Também deixava o pensamento correr como o braço de água do quintal onde, aos cinco anos, tentei ensinar os pintainhos a nadar. Cismava nas singularidades das minhas irmãs mais novas, nos comportamentos enigmáticos e pouco lógicos dos adultos, em alguma história que os meus pais me tinham contado, revivia os gestos meticulosos da minha rigorosa avó nas tarefas quotidianas. Pensava nos vários tons de azul do céu e no material de que seriam feitas as nuvens. Passava a mão pela pedra das escadas e pelo ferro do corrimão, pela pele dos meus braços e pelo meu cabelo, e pensava na textura das coisas. Planeava misturar sumo de laranja, sabão, terra, ervas e pétalas de flores para fazer um remédio que curasse as doenças.
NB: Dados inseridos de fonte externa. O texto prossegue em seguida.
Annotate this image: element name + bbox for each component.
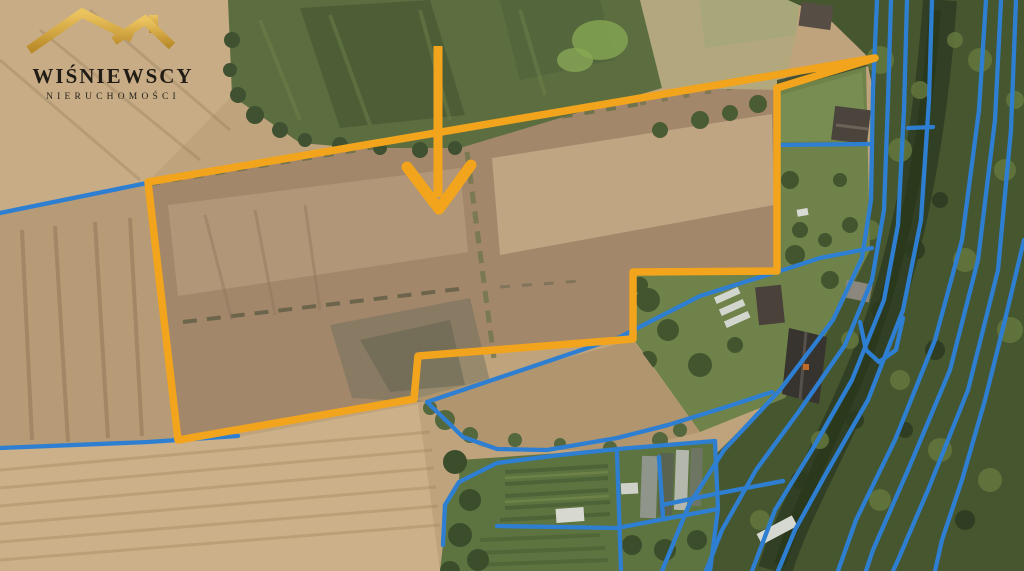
brand-name: WIŚNIEWSCY xyxy=(22,64,204,89)
plot-boundary-outline xyxy=(148,58,875,440)
cadastral-line-connector-1 xyxy=(777,144,872,145)
cadastral-line-boundary-nw xyxy=(0,183,147,213)
cadastral-line-garden-divider-1 xyxy=(617,452,621,571)
brand-logo: WIŚNIEWSCY NIERUCHOMOŚCI xyxy=(22,6,204,106)
cadastral-line-river-line-5 xyxy=(838,0,986,571)
brand-subtitle: NIERUCHOMOŚCI xyxy=(22,92,204,102)
cadastral-line-connector-3 xyxy=(662,481,783,505)
aerial-listing-image: WIŚNIEWSCY NIERUCHOMOŚCI xyxy=(0,0,1024,571)
cadastral-line-river-line-4 xyxy=(778,0,932,571)
cadastral-line-garden-divider-2 xyxy=(659,457,663,517)
logo-roof-icon xyxy=(22,6,182,61)
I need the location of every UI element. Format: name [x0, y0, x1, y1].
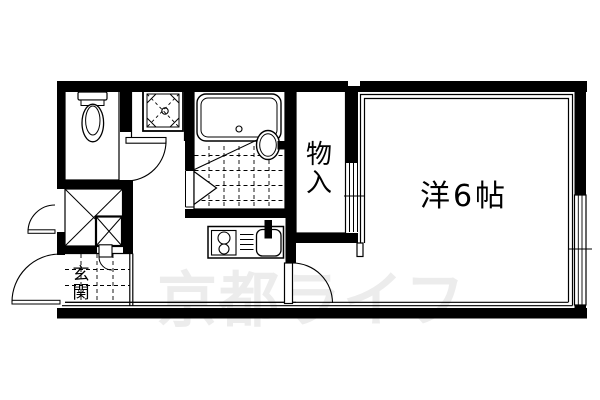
- toilet-door: [126, 138, 166, 182]
- watermark-text: 京都ライフ: [157, 266, 467, 336]
- pipe-space-door: [99, 245, 112, 270]
- room-label-closet: 物入: [306, 140, 332, 199]
- right-window: [568, 195, 592, 305]
- stove: [212, 231, 237, 256]
- pipe-space-box: [96, 217, 122, 247]
- heater-handle: [278, 141, 293, 150]
- floor-plan-drawing: 京都ライフ: [0, 0, 600, 400]
- room-label-entrance: 玄関: [73, 265, 90, 304]
- floor-plan: 京都ライフ: [0, 0, 600, 400]
- toilet: [78, 92, 107, 142]
- front-door: [12, 254, 60, 304]
- laundry-nook: [132, 90, 185, 142]
- kitchen-faucet: [265, 220, 273, 239]
- closet-sliding-door: [344, 163, 365, 232]
- washing-machine-pan: [143, 90, 183, 131]
- doorway-jamb: [357, 243, 363, 257]
- bath-deck-line: [195, 140, 258, 170]
- kitchen-counter: [208, 220, 284, 258]
- meter-box-door: [28, 205, 55, 233]
- room-label-western: 洋6帖: [420, 179, 508, 214]
- bath-folding-door: [186, 171, 217, 208]
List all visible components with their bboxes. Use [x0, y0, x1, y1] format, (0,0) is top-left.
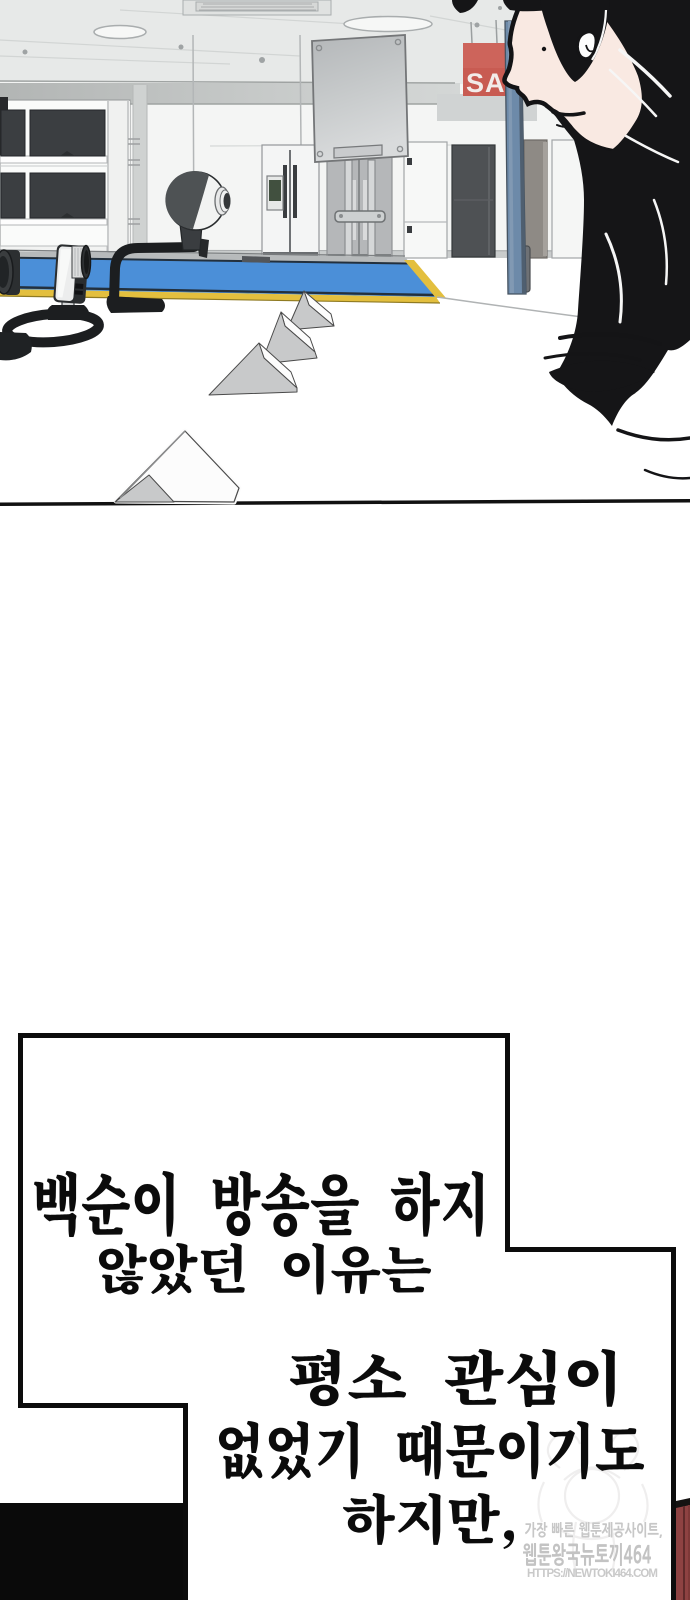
svg-text:A: A	[485, 68, 505, 98]
svg-text:S: S	[466, 68, 484, 98]
svg-text:HTTPS://NEWTOKI464.COM: HTTPS://NEWTOKI464.COM	[527, 1568, 658, 1580]
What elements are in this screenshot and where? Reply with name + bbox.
Interrogava-me sobre porque é que eu era eu própria e não outra pessoa qualquer – e se as outras pessoas também se interrogariam porque é que elas eram elas próprias e não outras pessoas quaisquer.

Relendo o que escrevi, fica claro que eu fazia muitas coisas quando não tinha nada para fazer. Às vezes, combinava este galope à solta mental com umas velozes bicicletadas pela aldeia – nas quais acontecia esfolar os joelhos ou picar os braços nas silvas, associando assim sensações muito físicas às minhas evasões mentais. Mesmo assim, sobrava-me imenso nada para fazer.

Sucedia recorrer à minha mãe para este problema, e ela – que quase nunca tinha nada para fazer como eu – despachava-me com uma citação da sua avó de Vila Pouca: “veste-te e despe-te!”. Ponderei isso, mas não era divertido – mesmo no que dizia respeito às bonecas. Preferia deixá-las sempre com a mesma roupa e brincar às comidas, alinhando tachinhos muito arrumados e enchendo travessas com bonitas composições de folhas e pedrinhas, muito satisfeita com o sabor imaginário desses soberbos pratos. Pensar nos mistérios da existência e cozinhar continuam no topo dos meus grandes prazeres. E mea culpa: dito isto, devia procurar mais vezes fazer nada.